Пожилой доктор осмотрел Стефу и сказал:
– Поздно. Почему раньше не пришли?
– Не знаю, – всхлипнула школьница. – Думала… ну… э… думала…
– Ничего ты не думала! – вышел из себя гинеколог.
Стефка зарыдала.
– И куда теперь мне идти?
– Аборт малолетке, да еще на четырнадцатой неделе, никто делать не возьмется, ни одному врачу сидеть в тюрьме не хочется, – категорично отрезал доктор. – Рожай, деточка.
– Ой, не могу, – зашептала Стефания.
– Надо было головой думать, а не тем, что между ног находится, когда с мужиком в койку прыгала, – схамил врач и выгнал беременную из кабинета.
Два часа Стефка рыдала в какой-то московской подворотне. Таня сказала:
– Хватит, от слез лучше не станет, я придумала выход. Скажешь матери, что поживешь в городе, у тетки или у какой другой родственницы, мол, хочешь учиться в Москве, а сама спрячешься у нас на участке.
– Где? – всхлипнула Стефа. – В сарае? Иветта тут же увидит, весело получится!
Таня загадочно улыбнулась.
– У меня дед был дезертир. Боялся с немцами воевать.
– Кто? – подпрыгнула Стефания.
Привалова прыснула:
– Дедушка, отец мамы. Я его никогда не видела, а вот бабушку помню, она умерла, когда мне десять исполнилось. Папа уже на Вете женился, он с бабой Галей не общался, почему-то они разругались. Баба Галя, когда мама с папой поженились, им большой дом в Мопсине отдала, а сама в другое село уехала, у нее там еще участок был. К нам она в гости не приходила, но меня к ней отпускали. Старуха очень набожная была, все грехом считала, но мы с ней дружили. И один раз она мне рассказала, что, когда началась война, ее муж очень испугался, не хотел идти в армию. Он сделал во дворе что-то типа землянки и спрятался там, ото всех схоронился.

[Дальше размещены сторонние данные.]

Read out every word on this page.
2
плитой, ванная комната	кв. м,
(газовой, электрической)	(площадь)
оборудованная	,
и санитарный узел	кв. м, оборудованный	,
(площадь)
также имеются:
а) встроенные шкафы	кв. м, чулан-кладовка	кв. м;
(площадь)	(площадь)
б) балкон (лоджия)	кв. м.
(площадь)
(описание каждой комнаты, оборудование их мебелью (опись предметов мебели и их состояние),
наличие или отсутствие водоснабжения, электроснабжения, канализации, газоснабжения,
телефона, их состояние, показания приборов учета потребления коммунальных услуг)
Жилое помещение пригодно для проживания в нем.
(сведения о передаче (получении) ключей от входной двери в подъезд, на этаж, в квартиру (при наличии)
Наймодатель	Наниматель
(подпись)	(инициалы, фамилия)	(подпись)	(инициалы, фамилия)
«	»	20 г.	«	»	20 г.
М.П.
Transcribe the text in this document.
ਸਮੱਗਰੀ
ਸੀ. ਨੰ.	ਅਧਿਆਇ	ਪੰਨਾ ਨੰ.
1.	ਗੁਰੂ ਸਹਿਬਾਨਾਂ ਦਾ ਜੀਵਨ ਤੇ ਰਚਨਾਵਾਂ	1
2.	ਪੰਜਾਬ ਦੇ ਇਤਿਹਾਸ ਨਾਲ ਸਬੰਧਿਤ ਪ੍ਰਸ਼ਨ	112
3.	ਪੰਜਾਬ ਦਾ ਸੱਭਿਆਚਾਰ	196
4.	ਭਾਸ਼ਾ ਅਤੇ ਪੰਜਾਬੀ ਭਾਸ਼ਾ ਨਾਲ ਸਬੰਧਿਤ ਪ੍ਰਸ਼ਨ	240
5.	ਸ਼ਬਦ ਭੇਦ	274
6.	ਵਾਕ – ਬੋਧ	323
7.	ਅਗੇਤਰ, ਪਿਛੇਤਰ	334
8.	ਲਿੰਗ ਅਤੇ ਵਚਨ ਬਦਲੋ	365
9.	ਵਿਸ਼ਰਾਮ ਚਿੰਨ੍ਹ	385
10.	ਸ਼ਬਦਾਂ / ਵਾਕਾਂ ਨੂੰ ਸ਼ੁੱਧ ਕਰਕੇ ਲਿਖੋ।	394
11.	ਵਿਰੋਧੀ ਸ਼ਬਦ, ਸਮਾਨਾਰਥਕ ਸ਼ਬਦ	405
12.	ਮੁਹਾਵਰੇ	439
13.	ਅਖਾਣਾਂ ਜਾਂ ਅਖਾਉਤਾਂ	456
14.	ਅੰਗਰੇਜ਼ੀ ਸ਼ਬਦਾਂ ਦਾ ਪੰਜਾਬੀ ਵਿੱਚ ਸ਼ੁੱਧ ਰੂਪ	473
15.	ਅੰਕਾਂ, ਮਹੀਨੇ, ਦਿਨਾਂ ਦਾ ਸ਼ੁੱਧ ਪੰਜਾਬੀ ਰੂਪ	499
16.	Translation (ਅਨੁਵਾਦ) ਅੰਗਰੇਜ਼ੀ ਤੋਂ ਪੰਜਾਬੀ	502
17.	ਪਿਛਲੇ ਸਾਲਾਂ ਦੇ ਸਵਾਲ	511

Бабушка тогда объявила, что дед добровольцем на фронт ушел, а на самом деле он под огородом сидел. Мама про секрет знала, но молчала, больше они никому не сказали. Вот. Я после разговора с бабкой нашла вход в тот схрон и тоже тайну хранила. Федор и Вета не в курсе, а сами они его не найдут.
– А чего с твоим дедом стало? – разинула рот Стефа.
– Не знаю, – пожала плечами Таня. – Мама уже тогда умерла, а бабка мне только про подземелье сказала, про деда промолчала. Но это не интересно, главное другое: я тебя спрячу. Никто не узнает, где ты сидишь, родишь втайне.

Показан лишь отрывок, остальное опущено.